“Yeah—and what kinda work?” Dirk rode so close that his horse shouldered Bud's leg discomfortingly. “I been edgin' yuh along to see what-f'r brand yuh carried. And I've got ye now, you damned snoopin' kioty. Bart, he hired yuh to work-and not to go prowling around lookin' up trails that ain't there—”
“You're a dim-brand reader, I don't think! Why you—!”
Oh, well—remember that Bud was only Buddy grown bigger, and he had never lacked the spirit to look out for himself. Remember, too, that he must have acquired something of a vocabulary, in the course of twenty-one years of absorbing everything that came within his experience.
Dirk reached for his gun, but Bud was expecting that. Dirk was not quite quick enough, and his hand therefore came forward with a jerk when he saw that he was “covered.” Bud leaned, pulled Dirk's six-shooter from its holster and sent it spinning into a clump of bushes. He snatched a wicked-looking knife from Dirk's boot where he had once seen Dirk slip it sheathed when he dressed in the bunk-house, and sent that after the gun.
“Now, you long-eared walrus, you're in a position to play fair. What are you going to do about it?” He reined away, out of Dirk's reach, took his handkerchief and wrapped his own gun tightly to protect it from sand, and threw it after Dirk's gun and the knife. “Am I a snooping coyote?” he demanded watching Dirk.
“You air. More 'n all that, you're a damned spy! And I kin lick yuh an' lass' yuh an' lead yuh to Bart like a sheep!”

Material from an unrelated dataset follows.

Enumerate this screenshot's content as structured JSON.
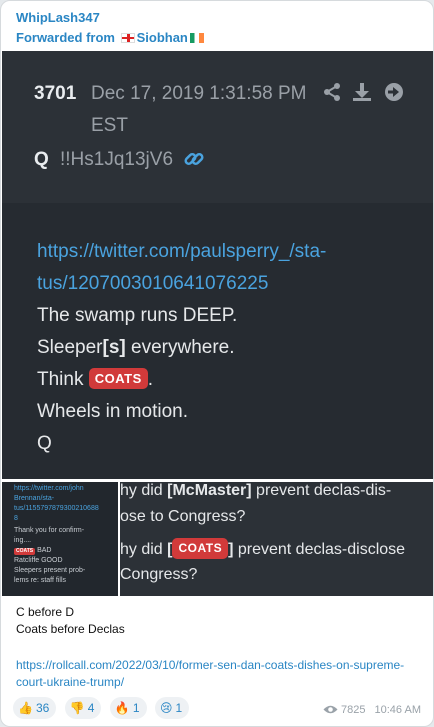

They dismounted, left their horses to stand with reins dropped, threw off their coats and fought until they were too tired to land another blow. There were no fatalities. Bud did not come out of the fray unscathed and proudly conscious of his strength and his skill and the unquestionable righteousness of his cause. Instead he had three bruised knuckles and a rapidly swelling ear, and when his anger had cooled a little he felt rather foolish and wondered what had started them off that way. They had ridden away from the ranch in a very good humor, and he had harbored no conscious dislike of Dirk Tracy, who had been one individual of a type of rangemen which he had known all his life and had accepted as a matter of course.
Dirk, on his part, had some trouble in stopping the bleeding of his nose, and by the time he reached the ranch his left eye was closed completely. He was taller and heavier than Bud, and he had not expected such a slugging strength behind Bud's blows.
He was badly shaken, and when Bud recovered the two guns and the knife and returned his weapons to him, Dirk was half tempted to shoot. But he did not—perhaps because Bud had unwrapped his own six-shooter and was looking it over with the muzzle slanting a wicked eye in Dirk's direction.
Late that afternoon, when the boys were loafing around the cabin waiting for their early supper, Bud packed his worldly goods on Sunfish and departed from the Muleshoe—“by special request”, he admitted to himself ruefully—with his wages in gold and silver in his pocket and no definite idea of what he would do next.